President Donald Trump has labeled NAFTA “the worst trade deal in the history of the country.” He promised to renegotiate it to bring down our large, persistent NAFTA deficit and to create manufacturing jobs here. He pledged to withdraw from it if he could not “get a much better deal for our workers.” NAFTA set a new – and now proven failed – trade agreement model. It was a radical break from past agreements that focused on traditional trade matters, such as tariff and quota elimination. NAFTA is rigged with investor protections and other incentives to offshore jobs as well as special interest provisions that have resulted in damage to most Americans’ interests as workers and consumers. To stop this damage and to create a new model for U.S. trade agreements, NAFTA must be replaced – not tweaked.
Yet, some in the administration, including repeatedly the official who President Trump has said will lead trade policy, Commerce Secretary Wilbur Ross, suggest the “starting point” for renegotiations is the terms of the Trans-Pacific Partnership (TPP). Not only was the TPP based on expanding the damaging model established with NAFTA, but President Trump declared the TPP a disaster and formally withdrew from
the deal, which could not obtain majority support in Congress. Failing to remove NAFTA’s damaging provisions and adding TPP terms will make NAFTA worse for working people.

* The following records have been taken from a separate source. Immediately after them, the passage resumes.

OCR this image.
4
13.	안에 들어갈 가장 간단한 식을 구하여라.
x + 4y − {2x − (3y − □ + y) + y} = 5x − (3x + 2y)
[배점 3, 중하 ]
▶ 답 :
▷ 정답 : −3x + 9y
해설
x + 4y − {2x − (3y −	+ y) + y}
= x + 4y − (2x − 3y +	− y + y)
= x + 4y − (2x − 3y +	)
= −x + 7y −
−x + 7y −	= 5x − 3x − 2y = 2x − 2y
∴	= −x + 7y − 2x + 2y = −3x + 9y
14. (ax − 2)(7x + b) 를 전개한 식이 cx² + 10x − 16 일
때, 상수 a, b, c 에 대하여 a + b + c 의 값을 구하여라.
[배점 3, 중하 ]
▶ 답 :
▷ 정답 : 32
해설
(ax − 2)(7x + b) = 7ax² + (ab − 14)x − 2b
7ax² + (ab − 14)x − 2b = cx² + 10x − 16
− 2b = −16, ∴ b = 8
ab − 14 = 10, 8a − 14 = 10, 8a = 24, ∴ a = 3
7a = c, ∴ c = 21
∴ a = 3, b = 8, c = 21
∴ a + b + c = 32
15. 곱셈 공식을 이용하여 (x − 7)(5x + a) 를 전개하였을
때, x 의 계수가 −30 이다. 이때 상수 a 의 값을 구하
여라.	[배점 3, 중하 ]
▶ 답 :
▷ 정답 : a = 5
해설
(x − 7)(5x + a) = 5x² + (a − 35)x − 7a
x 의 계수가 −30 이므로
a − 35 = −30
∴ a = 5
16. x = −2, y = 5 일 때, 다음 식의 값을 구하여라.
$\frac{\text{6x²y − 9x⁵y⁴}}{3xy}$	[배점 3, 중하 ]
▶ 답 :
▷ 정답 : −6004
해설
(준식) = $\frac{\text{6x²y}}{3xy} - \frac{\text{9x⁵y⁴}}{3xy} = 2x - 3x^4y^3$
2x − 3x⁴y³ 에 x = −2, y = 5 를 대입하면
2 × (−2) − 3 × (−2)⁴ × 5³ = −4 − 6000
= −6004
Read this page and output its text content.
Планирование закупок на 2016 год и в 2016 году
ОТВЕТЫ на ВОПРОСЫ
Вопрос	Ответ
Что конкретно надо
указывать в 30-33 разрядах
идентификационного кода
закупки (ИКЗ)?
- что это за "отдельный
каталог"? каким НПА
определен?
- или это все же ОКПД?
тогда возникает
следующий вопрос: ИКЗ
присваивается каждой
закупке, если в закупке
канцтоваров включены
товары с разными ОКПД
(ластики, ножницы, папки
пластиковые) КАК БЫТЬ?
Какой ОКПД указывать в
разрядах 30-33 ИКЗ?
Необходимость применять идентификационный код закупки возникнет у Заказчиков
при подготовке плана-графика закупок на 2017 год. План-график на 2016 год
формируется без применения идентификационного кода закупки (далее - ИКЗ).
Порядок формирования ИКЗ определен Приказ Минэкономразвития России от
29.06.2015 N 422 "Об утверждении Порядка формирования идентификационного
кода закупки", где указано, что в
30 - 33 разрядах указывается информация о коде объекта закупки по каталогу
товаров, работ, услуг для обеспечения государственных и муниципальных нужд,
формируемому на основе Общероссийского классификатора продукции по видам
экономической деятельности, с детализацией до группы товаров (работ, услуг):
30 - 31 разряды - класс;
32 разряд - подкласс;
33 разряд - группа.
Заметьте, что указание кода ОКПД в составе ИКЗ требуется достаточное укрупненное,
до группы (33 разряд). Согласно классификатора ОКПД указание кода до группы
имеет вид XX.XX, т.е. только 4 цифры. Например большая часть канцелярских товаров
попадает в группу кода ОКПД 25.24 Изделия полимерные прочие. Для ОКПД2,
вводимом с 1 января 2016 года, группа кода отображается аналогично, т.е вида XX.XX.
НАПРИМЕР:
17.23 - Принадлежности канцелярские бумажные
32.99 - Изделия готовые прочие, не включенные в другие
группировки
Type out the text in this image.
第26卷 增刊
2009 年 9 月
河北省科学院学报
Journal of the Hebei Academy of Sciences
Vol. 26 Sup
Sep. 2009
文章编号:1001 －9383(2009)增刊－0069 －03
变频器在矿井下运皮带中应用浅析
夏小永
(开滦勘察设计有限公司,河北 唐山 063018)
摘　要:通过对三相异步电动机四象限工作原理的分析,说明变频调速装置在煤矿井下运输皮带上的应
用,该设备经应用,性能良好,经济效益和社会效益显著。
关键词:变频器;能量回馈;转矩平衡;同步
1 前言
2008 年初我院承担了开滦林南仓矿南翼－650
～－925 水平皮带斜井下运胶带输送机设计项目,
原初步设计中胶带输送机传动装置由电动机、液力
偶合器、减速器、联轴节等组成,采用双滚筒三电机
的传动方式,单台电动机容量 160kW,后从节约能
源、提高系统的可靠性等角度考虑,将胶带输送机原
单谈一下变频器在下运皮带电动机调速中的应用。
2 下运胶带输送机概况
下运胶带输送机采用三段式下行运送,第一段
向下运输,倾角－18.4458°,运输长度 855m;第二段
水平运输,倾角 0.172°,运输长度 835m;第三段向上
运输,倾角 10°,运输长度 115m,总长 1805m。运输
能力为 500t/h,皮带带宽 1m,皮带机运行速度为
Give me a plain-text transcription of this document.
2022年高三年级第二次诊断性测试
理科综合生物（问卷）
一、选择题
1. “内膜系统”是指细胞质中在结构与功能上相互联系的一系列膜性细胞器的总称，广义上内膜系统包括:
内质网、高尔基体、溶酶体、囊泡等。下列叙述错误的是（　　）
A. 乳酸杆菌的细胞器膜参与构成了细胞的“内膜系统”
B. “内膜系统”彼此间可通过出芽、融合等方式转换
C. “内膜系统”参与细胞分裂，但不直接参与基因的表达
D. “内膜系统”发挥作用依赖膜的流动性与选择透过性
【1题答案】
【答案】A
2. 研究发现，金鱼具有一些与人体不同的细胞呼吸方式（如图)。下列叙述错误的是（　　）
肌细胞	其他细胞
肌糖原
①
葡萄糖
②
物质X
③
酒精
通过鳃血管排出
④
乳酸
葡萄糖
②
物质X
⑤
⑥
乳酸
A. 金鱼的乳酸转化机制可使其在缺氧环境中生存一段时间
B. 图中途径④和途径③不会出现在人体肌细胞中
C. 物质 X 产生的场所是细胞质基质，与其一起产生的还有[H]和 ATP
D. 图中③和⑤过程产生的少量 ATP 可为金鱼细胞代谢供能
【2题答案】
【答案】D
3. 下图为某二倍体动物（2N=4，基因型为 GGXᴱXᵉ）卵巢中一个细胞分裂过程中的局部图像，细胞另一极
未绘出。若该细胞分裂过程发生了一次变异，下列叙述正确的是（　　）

Monthly government data will show whether a revised NAFTA delivers on the deficit reduction and job creation President Trump promised. Moving those numbers will require eliminating NAFTA’s investor protections that promote job and investment offshoring, reversing its ban on Buy American procurement and adding terms that raise Mexican wage levels and environmental standards, among other changes.
Absent a major redo that can stop NAFTA’s ongoing damage, it is better to have no NAFTA than an agreement that maintains NAFTA’s current investment, procurement, and other terms that directly harm working people. That is the case because NAFTA is causing significant ongoing damage for working people, healthy communities and a clean environment here and in Mexico and Canada.